Впереди — ровные ряды деревьев. Парк или сад. В одном месте забор выломан. Немецкие артиллеристы расчищали себе обзор и сектор обстрела. Приказываю Головкину взять курс прямо на проем. Орудийная прислуга увидела наш танк, поняла, что грозит ей. Серо-зеленые мундиры бросились врассыпную. Поздно. Коровкии ударил из спаренного с пушкой пулемета. Шевченко бьет снизу. Танк задевает за забор, валит его.
Тут я замечаю: один солдат все-таки остался у орудия, копошится за щитом. Ему нет спасения. Инстинктивно зажмуриваюсь. Танк наклоняется набок и снова выравнивается. Сзади осталось то, что секунду назад было противотанковым орудием и наводчиком либо командиром расчета.
Хочется остановить машину, спрыгнуть на землю, осмотреть огневую. Но надо вперед, на мелькающую за деревьями улицу…
Я не видел вспышки, не чувствовал удара… От резкой, неожиданной остановки подался вперед, утолщением шлема уперся в прицел:
— Какого черта затормозил?
— Гусеница перебита.
Не успел открыть люк — в наушниках голос Волкова:
— Что случилось, целы ли? Отвечаю.
— Исправляйте, коль удастся. С пушкой, которая по вас пальнула, я рассчитался. На окраине с фашистами вроде покончено. Однако будьте осторожны. Иду в центр, к большому костелу. Давайте о себе знать по рации.

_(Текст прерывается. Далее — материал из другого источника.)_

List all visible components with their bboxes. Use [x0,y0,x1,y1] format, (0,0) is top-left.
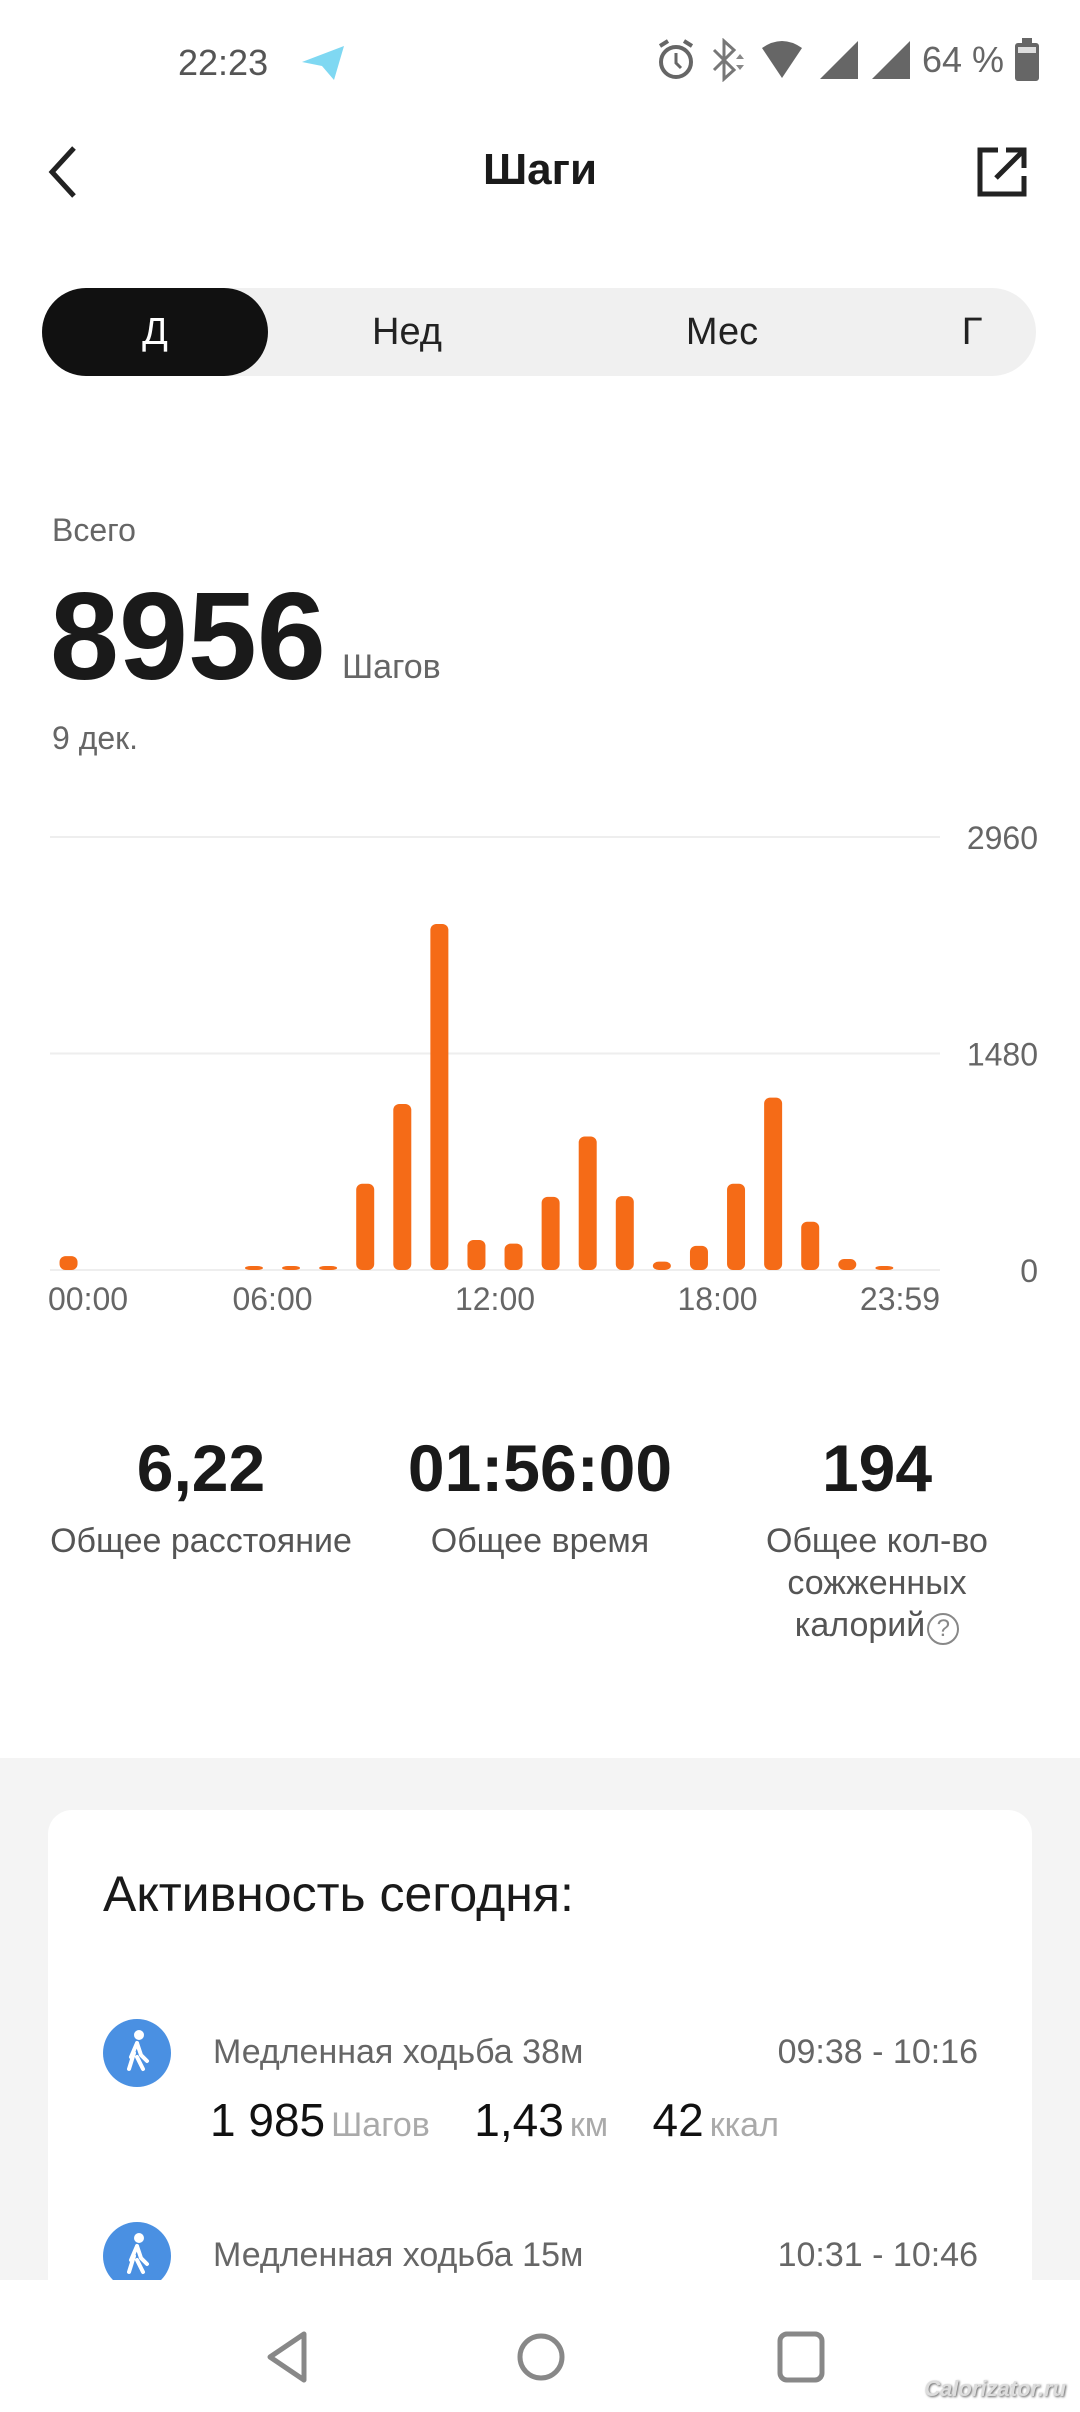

Откидываю крышку люка, опираюсь о стенки башни и вдруг чувствую, что не могу подтянуться на руках. Слабость. Открытым ртом глотаю воздух.
Коровкин не лучше меня. Кое-как, помогая друг другу, выбираемся из танка. Ложимся возле него на обочину. Рядом с Шевченко и Головкиным, которые вылезли через передний люк.
У нас окровавленные лица. Когда немецкие снаряды делали вмятины на лобовой броне, внутри от нее отскакивали крупинки стали и впивались в лоб, в щеки.
Мы оглушены, отравлены пороховыми газами, измотаны тряской. Наступила реакция на чудовищное нервное напряжение. Кажется, появись сейчас из-за угла вражеские танки, пушки, пехота — и мы не шевельнемся. Но проходит минута, другая, никто не появляется. Пошатываясь, встаем, осматриваем гусеницу. Надо менять два трака.